[B]Daily Fundamental Dose: 17-June-2016[/B]
Hello Traders,
Thursday became the most volatile day of the week, as expected, not because of any action from major central bankers, including FOMC, BoJ, SNB & BoE, but because they stood pat with their current monetary policies. Even though, the FOMC, SNB and BoE were largely expected not to alter their monetary policy but the Bank of Japan disappointed markets without any change, which was expected to happen either in June or in July. The BoJ inaction fuelled the JPY across the board, which was also favored by Brexit concerns and were favorable to Gold as well. The USD, even after witnessing a soft-up to Core CPI and a positive Philadelphia Fed Manufacturing Index, could only gain a bit while the GBP and the EUR fluctuated between gains and losses as murder of a British lawmaker, Jo Cox, a fervent advocate of UK remaining in Europe, stopped Brexit campaign and also fueled expectations that the Bremain may now gain support.
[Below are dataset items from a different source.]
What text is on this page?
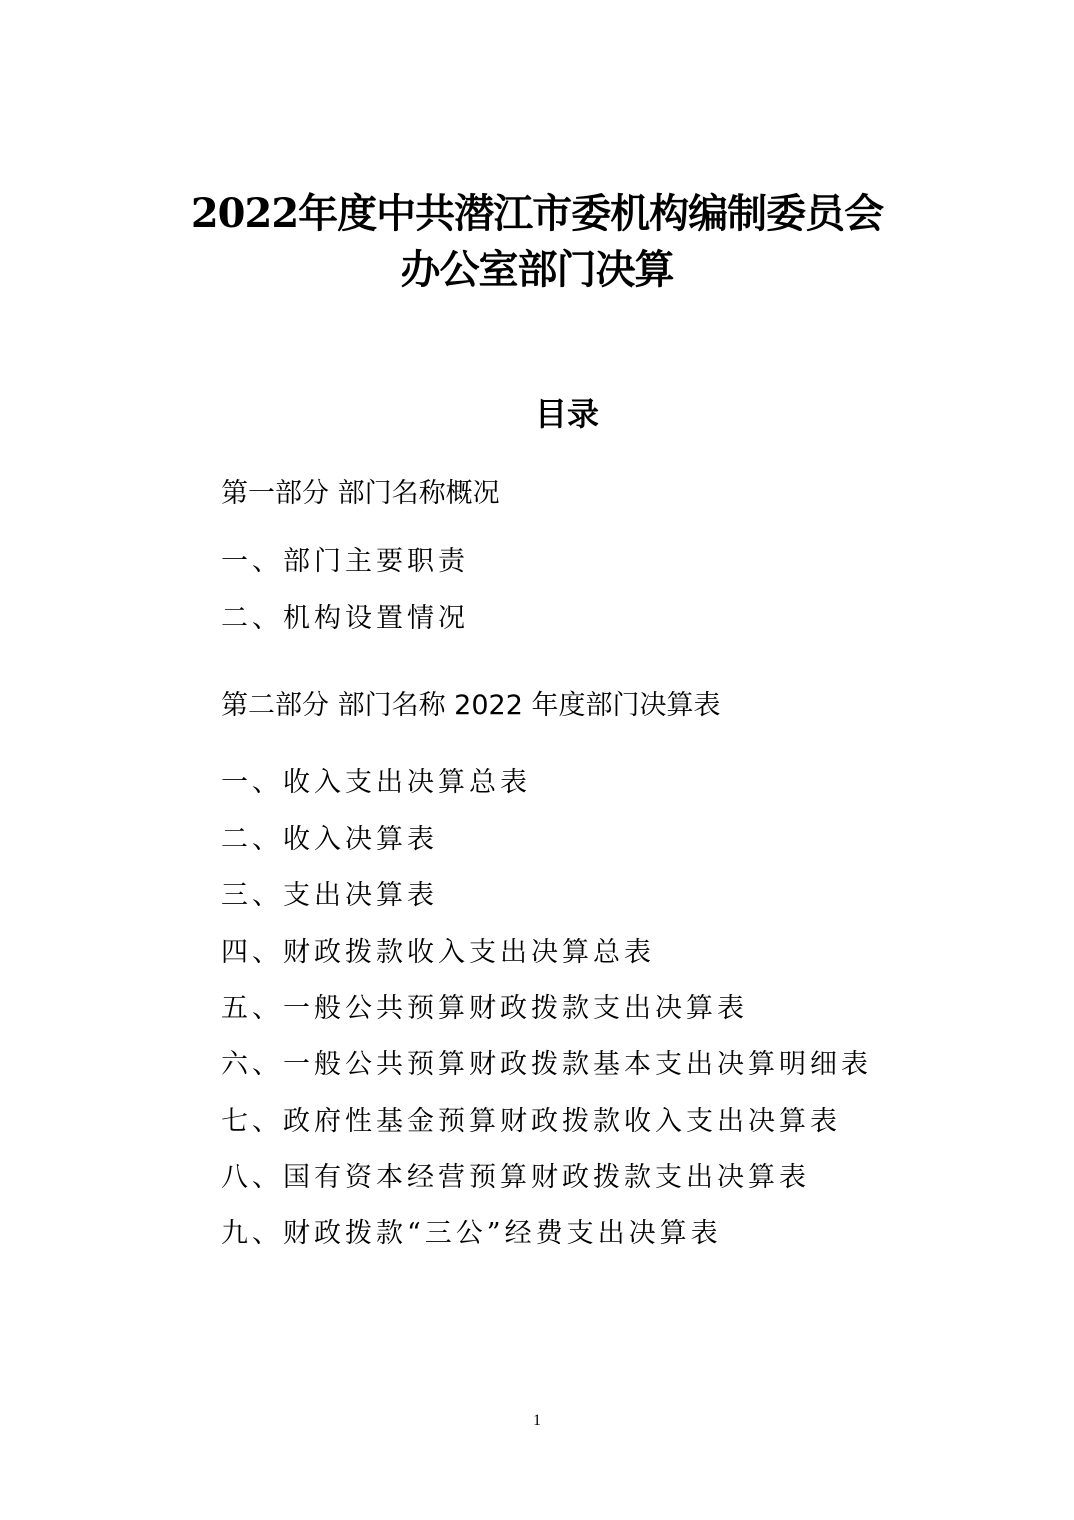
2022年度中共潜江市委机构编制委员会
办公室部门决算
目录
第一部分 部门名称概况
一、部门主要职责
二、机构设置情况
第二部分 部门名称 2022 年度部门决算表
一、收入支出决算总表
二、收入决算表
三、支出决算表
四、财政拨款收入支出决算总表
五、一般公共预算财政拨款支出决算表
六、一般公共预算财政拨款基本支出决算明细表
七、政府性基金预算财政拨款收入支出决算表
八、国有资本经营预算财政拨款支出决算表
九、财政拨款“三公”经费支出决算表
1
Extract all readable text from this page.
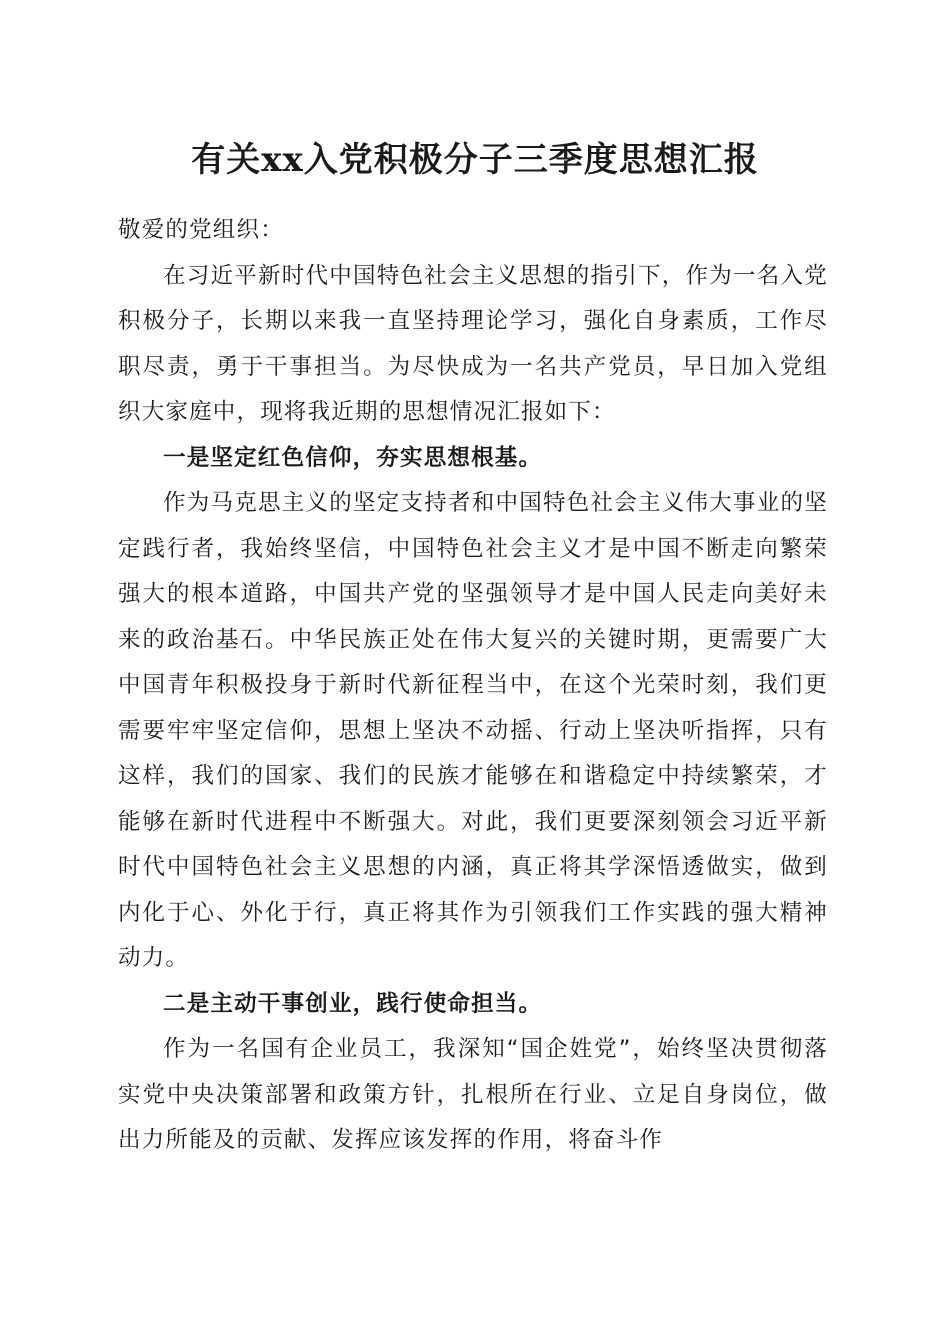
有关xx入党积极分子三季度思想汇报

敬爱的党组织：

在习近平新时代中国特色社会主义思想的指引下，作为一名入党积极分子，长期以来我一直坚持理论学习，强化自身素质，工作尽职尽责，勇于干事担当。为尽快成为一名共产党员，早日加入党组织大家庭中，现将我近期的思想情况汇报如下：

一是坚定红色信仰，夯实思想根基。

作为马克思主义的坚定支持者和中国特色社会主义伟大事业的坚定践行者，我始终坚信，中国特色社会主义才是中国不断走向繁荣强大的根本道路，中国共产党的坚强领导才是中国人民走向美好未来的政治基石。中华民族正处在伟大复兴的关键时期，更需要广大中国青年积极投身于新时代新征程当中，在这个光荣时刻，我们更需要牢牢坚定信仰，思想上坚决不动摇、行动上坚决听指挥，只有这样，我们的国家、我们的民族才能够在和谐稳定中持续繁荣，才能够在新时代进程中不断强大。对此，我们更要深刻领会习近平新时代中国特色社会主义思想的内涵，真正将其学深悟透做实，做到内化于心、外化于行，真正将其作为引领我们工作实践的强大精神动力。

二是主动干事创业，践行使命担当。

作为一名国有企业员工，我深知“国企姓党”，始终坚决贯彻落实党中央决策部署和政策方针，扎根所在行业、立足自身岗位，做出力所能及的贡献、发挥应该发挥的作用，将奋斗作
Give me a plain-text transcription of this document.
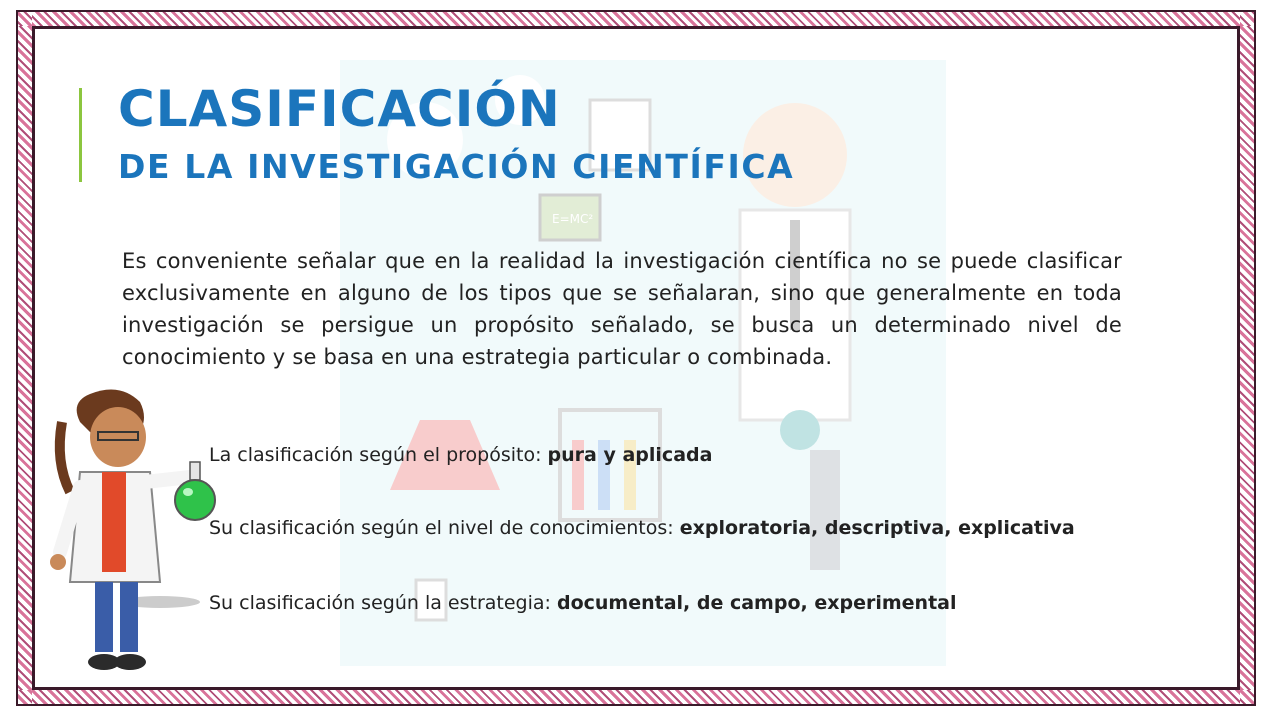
E=MC²
CLASIFICACIÓN
DE LA INVESTIGACIÓN CIENTÍFICA
Es conveniente señalar que en la realidad la investigación científica no se puede clasificar exclusivamente en alguno de los tipos que se señalaran, sino que generalmente en toda investigación se persigue un propósito señalado, se busca un determinado nivel de conocimiento y se basa en una estrategia particular o combinada.
La clasificación según el propósito: pura y aplicada
Su clasificación según el nivel de conocimientos: exploratoria, descriptiva, explicativa
Su clasificación según la estrategia: documental, de campo, experimental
The AUD surprisingly left on its downside even after upbeat jobs report while the NZD remained a bit up. Moreover, the Crude prices didn’t rise for sixth consecutive day on expectations that this month supply will be higher after Canadian oil production will restore after wildfire.
On Friday, the markets reversed some of the JPY gains after Japanese Finance Minister Taro Aso escalated his concern about the surge in the yen to his counterparts in G7 and G20. The Japanese cabinet also said in its monthly economic report that the inflation is rising at a slower pace and provided additional damage to the JPY. The Crude gained for the first time in seven days as a halt in Brexit woes, coupled with weaker USD, helped the energy prices to rise.
Moving on, Canadian CPI and US housing market numbers are likely to govern today’s market moves. However, the market might respond to them with a slower pace after yesterday’s volatile day might have stopped-out many. Though, an upbeat housing market readings from US, which is more likely, can help the USD to pare some of its recent losses while CAD might adhere to advance further if the CPI registers welcome mark due to rise in Crude prices. Furthermore, overall market sentiment will turn towards the EU referendum polls and any announcement by the government, which already stopped campaigns for second consecutive-day, might give another shocking-day to the market players.